China PBOC Adviser Li Urges Savings Shift to Stocks

PBOC Adviser Li Urges Savings Shift to Stocks
People's Bank of China Adviser Li Daokui speaking at the World Economic Forum Annual Meeting of the New Champions in Tianjin, China. Photographer: Nelson Ching/Bloomberg

China should channel its high level of savings from banks to the stock market in order to avoid risks to the financial system and further develop the capital markets, according to central bank adviser Li Daokui.

“China’s bank savings remain at a very high level,” Li said in an interview with the overseas edition of People’s Daily. “There could be potential risks for the banks and the nation’s whole financial system if there happens to be a large number of withdrawals suddenly.”

When asked where that capital should be transferred to, he said, “China should develop capital markets and expand the stock market. Through the stock market’s expansion, we can gradually channel money out.” He also said that China should allow more funds to be invested overseas.

The nation’s household deposits jumped the most in seven months in September, even after accelerating inflation reduced real returns to negative for savers. Stock investors opened fewer accounts to trade equities last week as the benchmark index fell 5.3 percent in November on concern government efforts to tame inflation will hurt earnings.

Consumer prices jumped 4.4 percent in October, the fastest in two years, and above the government’s full-year target of 3 percent. The central bank on Oct. 19 raised interest rates for the first time since 2007, with the benchmark one-year lending rate increasing by a quarter of a percentage point to 5.56 percent and the deposit rate by the same amount to 2.5 percent.

Negative Returns

“Investors are seeking to ensure gains or at least maintain the value of their money,” said Shen Nan, a strategist at Changjiang Securities Co. in Shanghai. “The negative deposit rate due to inflation and restricted property investment makes the stock market a significant channel for investors seeking capital returns.”

The nation’s savings ratio stood at 54 percent of gross domestic product in 2008, the highest among major economies in the world, according to data compiled by the World Bank. Only Libya, Kuwait and Azerbaijan rank higher.

Household deposits increased 1.04 trillion yuan ($156 billion) in September, the biggest rise in seven months, to 29.9 trillion yuan. China’s current household savings exceeded the combined gross domestic product of Brazil, India and Russia, according to Bloomberg data.

Saving money has been a cultural touchstone for the Chinese since the government dismantled the so-called iron rice bowl of lifelong job security following economic reforms in the 1990s.

China Valuations

Even with last month’s decline, the Shanghai Composite Index has rebounded 21 percent since reaching this year’s low on July 5 on expectations central banks around the world will inject more cash into their economies to boost growth.
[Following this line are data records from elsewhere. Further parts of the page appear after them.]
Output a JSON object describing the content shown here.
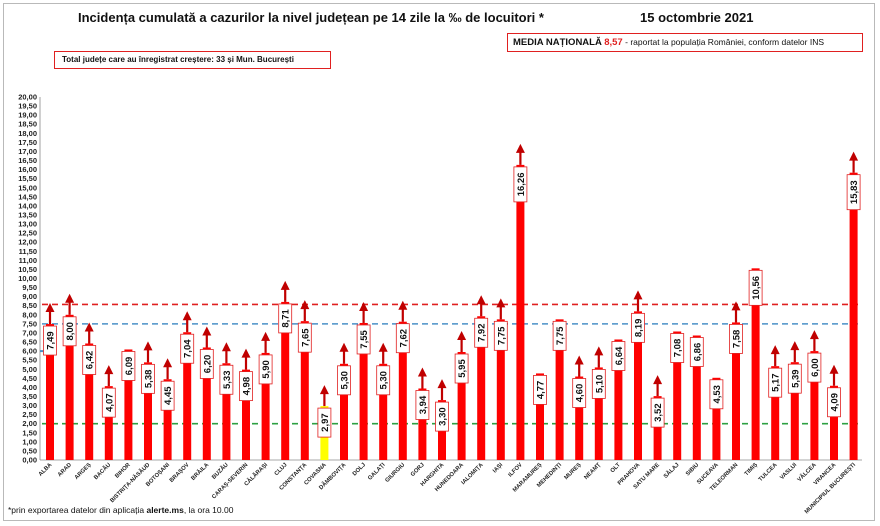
{
  "header": {
    "title": "Incidența cumulată a cazurilor la nivel județean pe 14 zile la ‰ de locuitori *",
    "date": "15 octombrie 2021"
  },
  "national_box": {
    "label": "MEDIA NAȚIONALĂ",
    "value": "8,57",
    "dash": "-",
    "note": "raportat la populația României, conform datelor INS"
  },
  "total_box": {
    "text": "Total județe care au înregistrat creștere:  33 și Mun. București"
  },
  "footnote": {
    "prefix": "*prin exportarea datelor din aplicația",
    "app": "alerte.ms",
    "suffix": ", la ora 10.00"
  },
  "colors": {
    "bar": "#ff0000",
    "bar_highlight": "#ffff00",
    "arrow": "#c00000",
    "line_national": "#e02020",
    "line_blue": "#4a90c8",
    "line_green": "#2ea043"
  },
  "chart_data": {
    "type": "bar",
    "title": "Incidența cumulată a cazurilor la nivel județean pe 14 zile la ‰ de locuitori *",
    "ylim": [
      0,
      20
    ],
    "ytick_step": 0.5,
    "grid": false,
    "categories": [
      "ALBA",
      "ARAD",
      "ARGEȘ",
      "BACĂU",
      "BIHOR",
      "BISTRIȚA-NĂSĂUD",
      "BOTOȘANI",
      "BRAȘOV",
      "BRĂILA",
      "BUZĂU",
      "CARAȘ-SEVERIN",
      "CĂLĂRAȘI",
      "CLUJ",
      "CONSTANȚA",
      "COVASNA",
      "DÂMBOVIȚA",
      "DOLJ",
      "GALAȚI",
      "GIURGIU",
      "GORJ",
      "HARGHITA",
      "HUNEDOARA",
      "IALOMIȚA",
      "IAȘI",
      "ILFOV",
      "MARAMUREȘ",
      "MEHEDINȚI",
      "MUREȘ",
      "NEAMȚ",
      "OLT",
      "PRAHOVA",
      "SATU MARE",
      "SĂLAJ",
      "SIBIU",
      "SUCEAVA",
      "TELEORMAN",
      "TIMIȘ",
      "TULCEA",
      "VASLUI",
      "VÂLCEA",
      "VRANCEA",
      "MUNICIPIUL BUCUREȘTI"
    ],
    "values": [
      7.49,
      8.0,
      6.42,
      4.07,
      6.09,
      5.38,
      4.45,
      7.04,
      6.2,
      5.33,
      4.98,
      5.9,
      8.71,
      7.65,
      2.97,
      5.3,
      7.55,
      5.3,
      7.62,
      3.94,
      3.3,
      5.95,
      7.92,
      7.75,
      16.26,
      4.77,
      7.75,
      4.6,
      5.1,
      6.64,
      8.19,
      3.52,
      7.08,
      6.86,
      4.53,
      7.58,
      10.56,
      5.17,
      5.39,
      6.0,
      4.09,
      15.83
    ],
    "labels": [
      "7,49",
      "8,00",
      "6,42",
      "4,07",
      "6,09",
      "5,38",
      "4,45",
      "7,04",
      "6,20",
      "5,33",
      "4,98",
      "5,90",
      "8,71",
      "7,65",
      "2,97",
      "5,30",
      "7,55",
      "5,30",
      "7,62",
      "3,94",
      "3,30",
      "5,95",
      "7,92",
      "7,75",
      "16,26",
      "4,77",
      "7,75",
      "4,60",
      "5,10",
      "6,64",
      "8,19",
      "3,52",
      "7,08",
      "6,86",
      "4,53",
      "7,58",
      "10,56",
      "5,17",
      "5,39",
      "6,00",
      "4,09",
      "15,83"
    ],
    "trend": [
      "up",
      "up",
      "up",
      "up",
      "none",
      "up",
      "up",
      "up",
      "up",
      "up",
      "up",
      "up",
      "up",
      "up",
      "up",
      "up",
      "up",
      "up",
      "up",
      "up",
      "up",
      "up",
      "up",
      "up",
      "up",
      "none",
      "none",
      "up",
      "up",
      "none",
      "up",
      "up",
      "none",
      "none",
      "none",
      "up",
      "none",
      "up",
      "up",
      "up",
      "up",
      "up"
    ],
    "highlight_index": 14,
    "reference_lines": [
      {
        "name": "MEDIA NAȚIONALĂ",
        "value": 8.57,
        "style": "dashed",
        "color": "#e02020"
      },
      {
        "value": 7.5,
        "style": "dashed",
        "color": "#4a90c8"
      },
      {
        "value": 2.0,
        "style": "dashed",
        "color": "#2ea043"
      }
    ],
    "blue_marker": {
      "value": 6.0
    }
  }
}
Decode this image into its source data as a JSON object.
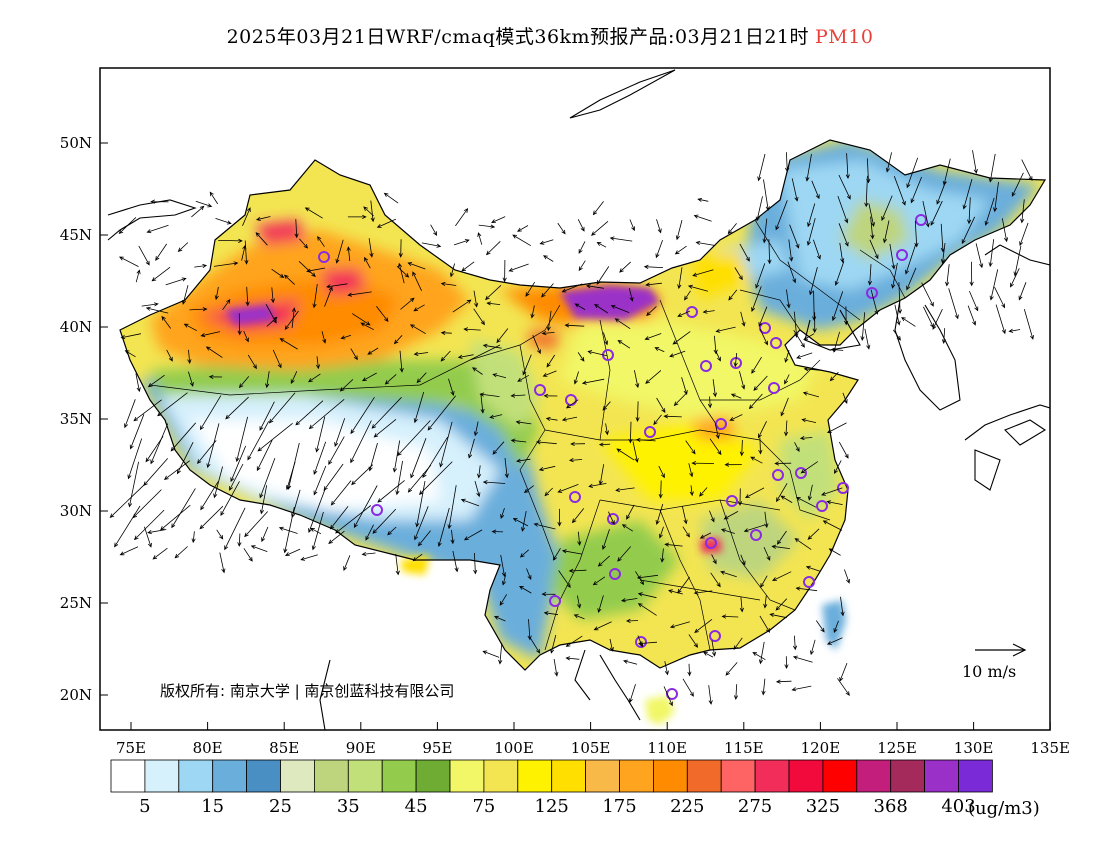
{
  "title": {
    "main": "2025年03月21日WRF/cmaq模式36km预报产品:03月21日21时",
    "pollutant": "PM10"
  },
  "map": {
    "lon_range": [
      73,
      135
    ],
    "lat_range": [
      18,
      54
    ],
    "lat_ticks": [
      "20N",
      "25N",
      "30N",
      "35N",
      "40N",
      "45N",
      "50N"
    ],
    "lon_ticks": [
      "75E",
      "80E",
      "85E",
      "90E",
      "95E",
      "100E",
      "105E",
      "110E",
      "115E",
      "120E",
      "125E",
      "130E",
      "135E"
    ],
    "copyright": "版权所有: 南京大学 | 南京创蓝科技有限公司",
    "wind_scale_label": "10 m/s"
  },
  "colorbar": {
    "colors": [
      "#ffffff",
      "#d6f0fc",
      "#9dd7f3",
      "#6aaedc",
      "#4a8fc4",
      "#dfe9c0",
      "#bed57e",
      "#c2e07a",
      "#93cc4d",
      "#6fac33",
      "#f1f766",
      "#f3e552",
      "#fff200",
      "#ffdf00",
      "#f9b949",
      "#ffa41f",
      "#ff8b00",
      "#f26a2a",
      "#ff6464",
      "#f22d5a",
      "#f20a3c",
      "#ff0000",
      "#c41e7c",
      "#a52a5c",
      "#9b30c8",
      "#7b2ad8"
    ],
    "labels": [
      "5",
      "15",
      "25",
      "35",
      "45",
      "75",
      "125",
      "175",
      "225",
      "275",
      "325",
      "368",
      "403"
    ],
    "unit": "(ug/m3)"
  }
}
The measure trades at 18.5 times reported earnings and offers a dividend yield of 1.45, compared with a price-earnings ratio of 15.1 and dividend yield of 1.9 for the Standard and Poor’s 500 Index.

Investors opened 388,107 accounts during the week ended Nov. 26, a drop from 436,396 accounts the previous week. Individual investors comprise 99 percent of the nation’s 150 million trading accounts.

Soaring Chinese real estate prices have prompted analysts including former Morgan Stanley economist Andy Xie to call the nation’s asset markets a bubble that will burst once the government curbs credit. China is “on a treadmill to hell,” with growth driven by the “heroin of property development,” hedge fund manager James Chanos said in April.

As a central bank adviser, Li’s concern is with financial stability rather than returns for investors. He said in October that China could agree to a U.S. proposal for setting current-account targets, a view that was contradicted days later by the government. Li said last month that China can consider selling U.S. Treasuries as compensation for losses caused by the Federal Reserve’s decision to purchase $600 billion of bonds to pump money into the American economy.